Elle respira alors de plus en plus fort parce que la panique , l'effroyable panique qu'elle affrontait au retour de ses week-end de baise était là. Cette main glacée aux entournures coupantes la saisit toute entière et elle dut se lever titubante et chancelante; elle devait affronter seule ces tourments là qui la broyaient et sur lesquels elle ne savait pas encore mettre
Un nom ou une circonstance.
Elle se sentait vieille , si vieille et ce n'était pas à cause de sa ménopause. Anne lui aurait certainement hurlé de se tenir droite ; mais elle était seule face à elle-même. Une autre elle-même qu'elle connaissait que trop bien; c'était l'ombre malveillante qui la protégeait de tout et de Thérèse surtout.

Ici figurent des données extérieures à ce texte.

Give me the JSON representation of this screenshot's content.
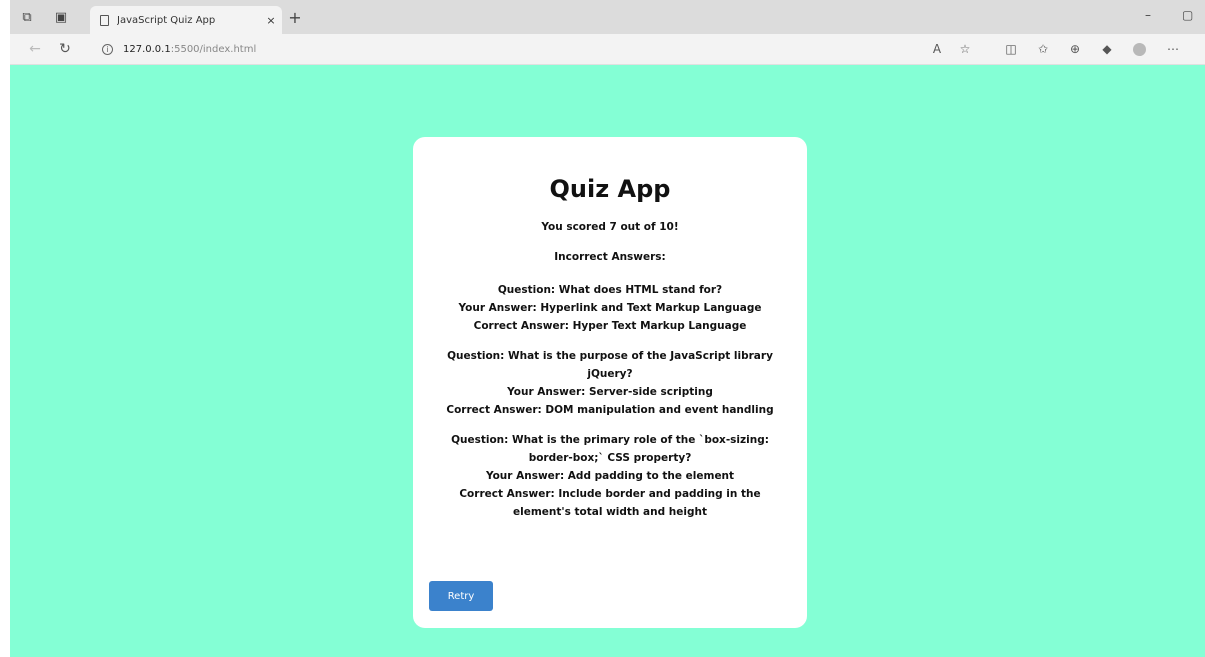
{
  "browser": {
    "tab_title": "JavaScript Quiz App",
    "tab_close": "×",
    "new_tab": "+",
    "url_host": "127.0.0.1",
    "url_path": ":5500/index.html",
    "minimize": "–",
    "restore": "▢"
  },
  "quiz": {
    "title": "Quiz App",
    "score_text": "You scored 7 out of 10!",
    "incorrect_heading": "Incorrect Answers:",
    "incorrect_answers": [
      {
        "question": "Question: What does HTML stand for?",
        "your_answer": "Your Answer: Hyperlink and Text Markup Language",
        "correct_answer": "Correct Answer: Hyper Text Markup Language"
      },
      {
        "question": "Question: What is the purpose of the JavaScript library jQuery?",
        "your_answer": "Your Answer: Server-side scripting",
        "correct_answer": "Correct Answer: DOM manipulation and event handling"
      },
      {
        "question": "Question: What is the primary role of the `box-sizing: border-box;` CSS property?",
        "your_answer": "Your Answer: Add padding to the element",
        "correct_answer": "Correct Answer: Include border and padding in the element's total width and height"
      }
    ],
    "retry_label": "Retry"
  },
  "colors": {
    "page_background": "#84ffd5",
    "retry_button": "#3b82cc"
  }
}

Elle lutta de toutes ses forces pour défusionner totalement de son double sinistre.
Elle pensa alors à des choses agréables…Rindy ayant sa petite sœur dans les bras, les premiers pas de Margot. Elle ne s'attarda pas sur Harge. C'était une époque terminée qui lui avait tant appris , tant apporté et éprouvé. Le regard de Margot sur les disputes de ses parents et Harge qui la menaçait.
Harge ne supportait pas le regard franc et direct de la petite fille qui voulait comprendre. Plus d'une fois Carol s'était interposée quand son mari devenait incontrôlable…
Comment ai-je pu supporter tout cela ? Et je ne me révoltais pas …pourquoi? Je m'interposais et c'est tout
Pourquoi Papa ne m'a-t-il pas défendue? Pourquoi tu ne m'as pas défendue? Tout l'argent que j'ai reçu ne compensera jamais ton silence … jamais.
Carol pensait très rarement à son père. Elle avait tant parié sur cet homme mais il était faible et préférait son travail à sa famille. Elle avait toujours pensé qu'il n'aurait jamais du avoir d'enfant. Elle ne s'y attarda pas ; maintenant , avec le recul, la pitié l'avait toujours emportée sur l'affection qu'elle lui portait. Elle ne s'y attarda pas.
Le cœur et l'âme bouleversés, fatiguée de ses pensées si désordonnées et bordéliques Carol se leva parce que méditer et réfléchir à ce passé et à ces profondes déceptions , c'était une fois encore se fracturer… alors écrasée par tant de drames elle se leva et rentra dans sa salle de bains en évitant soigneusement de se poser des questions. Sauf évidement à propos de Thérèse qu'elle avait tant envie de retrouver parce qu'elle n'était associée à rien de désagréable.
Et puis , aussi, le regard qu'elle posait sur Thérèse…troublant oui parce que Carol n'avait jamais regardé les femmes . C'étaient juste des éléments inévitables de sa vie mis à part ses deux filles mais les autres Oh… une mère abusive , des camarades de classe égoïstes et pourries gâtées. Oui elle avait aimé Harge et était jalouse de ses ex . Marijke était une femme énergique que rien n'arrêtait . Jeannette avec son franc parler la faisait se sentir égale aux autres. Mis à part ces deux femmes la beauté de Carol était un avertissement pour les autres. Elle se souvenait être à chaque fois scrutée et détestée. Elle sourit des jeunes filles aux portes du dancing…un physique ordinaire et une inélégance sans pareil. Elle ne les supportait pas et les écrasait par sa présence et son argent. Oui il fallait reconnaître que c'était pitoyable mais ces filles-là savaient ce qu'elles voulaient … des gosses et un mari. Elle , Carol Aird, que voulait-elle?
Elle soigna un maquillage particulièrement discret , se fit un chignon , laissa délicatement un mèche voiler son regard.
Elle fit tout cela et ne s'empêcha pas de penser à Thérèse. Son cœur battit juste un peu plus fort.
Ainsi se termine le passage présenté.